Another guard comes running.
“What’s going on, Nekur?” he asks.
“There’s something wrong with the tank, so I had to release him.”
“Don’t worry, though, I’m well armed.”
I point to the light stick on my belt.
When he turns toward the tank for a second, I hit the guard on the head with the stick.
A shock in the head will leave him unconscious for about ten minutes.
I start to feel my own body, and soon I can sit up and open my eyes.
I administer a shot with a stimulant to clear my head quickly and restore my strength.
The emergency alarm is still sounding, and other guards will be here soon.
I come out of the tank, and pull my mind back from the guard’s body, letting her body collapse to the floor.
Her mind is closed in on itself.
She’ll die if I leave her like this, but I can’t take the time to free her.
I collect the nullifiers and power cells from the guard’s body.
Then I activate one nullifier, and open a PathFinder gate to the next tank room.
I can only open gates to nearby places within the field of the nullifier, but that’s good enough for now.
Before the power dissipates, I flow myself some clothes and a blaster.
Then I use the emergency release on Fenik’s tank.
I give her a shot to help her wake, as the alarm sounds.
“What are you doing?” she asks.
“What’s that loud noise?”
“Is this another sim?”
“No,” I tell her, “but there’s no time to explain.”
“I’m a friend of Rishku, and we’re getting out of here.”
I take hold of her, activate another nullifier, and take us through a gate to the third room.

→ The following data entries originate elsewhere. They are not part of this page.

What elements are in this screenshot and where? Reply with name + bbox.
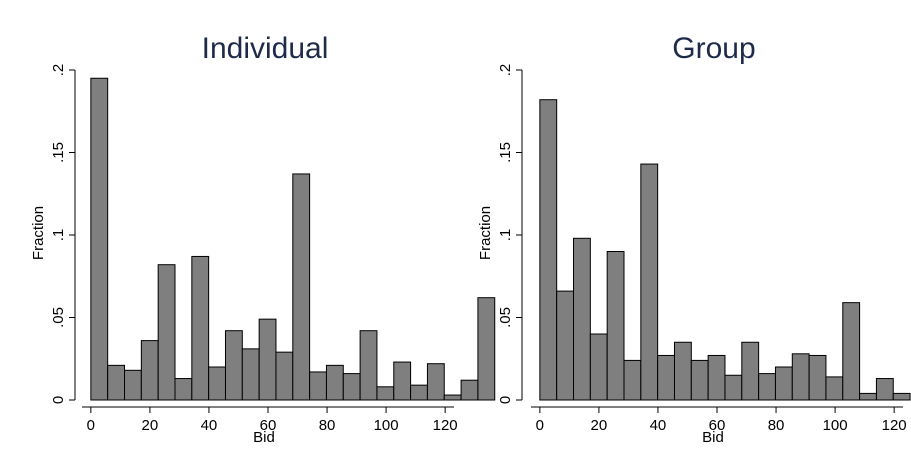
x-tick-label: 20 <box>591 417 608 434</box>
bar <box>539 99 558 401</box>
bar <box>258 318 277 401</box>
y-tick-label: 0 <box>50 396 67 404</box>
bar <box>791 353 810 401</box>
bar <box>623 359 642 401</box>
bar <box>208 366 226 401</box>
x-tick-label: 20 <box>142 417 159 434</box>
x-tick-label: 100 <box>374 417 399 434</box>
bar <box>707 354 726 401</box>
bar <box>376 386 395 401</box>
y-tick-label: .05 <box>497 307 514 328</box>
y-axis-label: Fraction <box>477 206 494 260</box>
x-tick-label: 40 <box>650 417 667 434</box>
bars <box>539 99 911 401</box>
bar <box>359 330 378 401</box>
bar <box>292 173 311 401</box>
bar <box>393 361 412 401</box>
x-tick-label: 80 <box>768 417 785 434</box>
bar <box>808 354 827 401</box>
bar <box>842 302 861 401</box>
bar <box>309 371 327 401</box>
bar <box>589 333 608 401</box>
y-ticks: 0 .05 .1 .15 .2 <box>50 64 75 404</box>
chart-title: Individual <box>202 32 329 65</box>
y-tick-label: .2 <box>497 64 514 77</box>
x-tick-label: 60 <box>709 417 726 434</box>
bars <box>90 77 496 401</box>
panel-group: Group Fraction Bid 0 .05 .1 .15 .2 0 20 40 60 80… <box>477 32 911 446</box>
y-tick-label: .2 <box>50 64 67 77</box>
x-tick-label: 100 <box>823 417 848 434</box>
x-tick-label: 40 <box>201 417 218 434</box>
bar <box>410 384 428 401</box>
bar <box>477 297 496 401</box>
bar <box>157 264 176 401</box>
x-tick-label: 60 <box>260 417 277 434</box>
y-tick-label: 0 <box>497 396 514 404</box>
chart-title: Group <box>672 32 755 65</box>
bar <box>325 364 344 401</box>
bar <box>741 341 760 401</box>
x-axis-label: Bid <box>253 429 275 446</box>
y-tick-label: .15 <box>50 142 67 163</box>
bar <box>241 348 260 401</box>
bar <box>573 237 591 401</box>
y-tick-label: .1 <box>497 229 514 242</box>
bar <box>556 290 575 401</box>
x-axis-label: Bid <box>702 429 724 446</box>
panel-individual: Individual Fraction Bid 0 .05 .1 .15 .2 0 20 4… <box>30 32 496 446</box>
y-ticks: 0 .05 .1 .15 .2 <box>497 64 522 404</box>
bar <box>460 379 479 401</box>
bar <box>640 163 659 401</box>
bar <box>724 374 743 401</box>
x-tick-label: 120 <box>433 417 458 434</box>
bar <box>892 392 911 401</box>
y-tick-label: .05 <box>50 307 67 328</box>
x-ticks: 0 20 40 60 80 100 120 <box>87 407 458 434</box>
bar <box>657 354 675 401</box>
bar <box>426 363 445 401</box>
bar <box>859 392 877 401</box>
bar <box>107 364 126 401</box>
bar <box>690 359 709 401</box>
x-tick-label: 120 <box>882 417 907 434</box>
x-tick-label: 0 <box>536 417 544 434</box>
bar <box>124 369 142 401</box>
bar <box>174 378 193 401</box>
bar <box>774 366 793 401</box>
bar <box>275 351 294 401</box>
y-axis-label: Fraction <box>30 206 47 260</box>
y-tick-label: .1 <box>50 229 67 242</box>
bar <box>443 394 462 401</box>
y-tick-label: .15 <box>497 142 514 163</box>
bar <box>90 77 109 401</box>
x-tick-label: 0 <box>87 417 95 434</box>
bar <box>342 373 361 401</box>
bar <box>140 340 159 401</box>
bar <box>875 378 894 401</box>
x-tick-label: 80 <box>319 417 336 434</box>
bar <box>606 251 625 401</box>
bar <box>224 330 243 401</box>
bar <box>673 341 692 401</box>
x-ticks: 0 20 40 60 80 100 120 <box>536 407 907 434</box>
bar <box>825 376 844 401</box>
bar <box>191 255 210 401</box>
bar <box>758 373 776 401</box>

There are guards in the third room, but my shield holds long enough to protect us, and gives me time to turn the blaster on the guards.
“Prisoners are trying to escape,” comes a voice through a nearby console.
The doors to the room seal themselves, as I release Mehkoos.
Fenik helps her out of the tank.
“We’re trapped,” says Fenik.
“They’ll kill us.”
“No.”
I load new power cells into two of the nullifiers.
I activate the third, and disable the identity chip that the corps gave me, in case there’s a locater in it.
I don’t want the military to follow us, although I doubt they can.
Both of the women are frightened, and cling to me while I search for a gate to a special place that I saw in Fenik’s mind.
She doesn’t where that planet is, so I focus on her images of a settlement surrounded with walls and light.
I call to the unconscious, and ask for help.
A moment later I see star charts and a cloud of black holes.
The stars are familiar, not far from Balshown’s sun, but our destination is not among them.
I feel an inner pull toward the cloud.
How can we find a safe haven among black holes that will trap us and tear us apart?
I exhaust the power in one nullifier, and then another as I search for a gate that calls to me.
I can flow more nullifiers or power cells, but sooner or later the guards will come.
We need to be gone before then.
I let my inner wells shine, along with the bright black well that surrounds me like a cloud.
One gate sparkles within the black well.
I’ve never seen gates within my energy body before!
I look through the gate, and find a planet at the other end with a breathable atmosphere, but empty of intelligent life.
How can that be the place?
I hear the doors to the tank room open.
No time.
I reach for the gate to expand it.
We slip through, wrapped in an energy shield, and leave the prison planet far behind.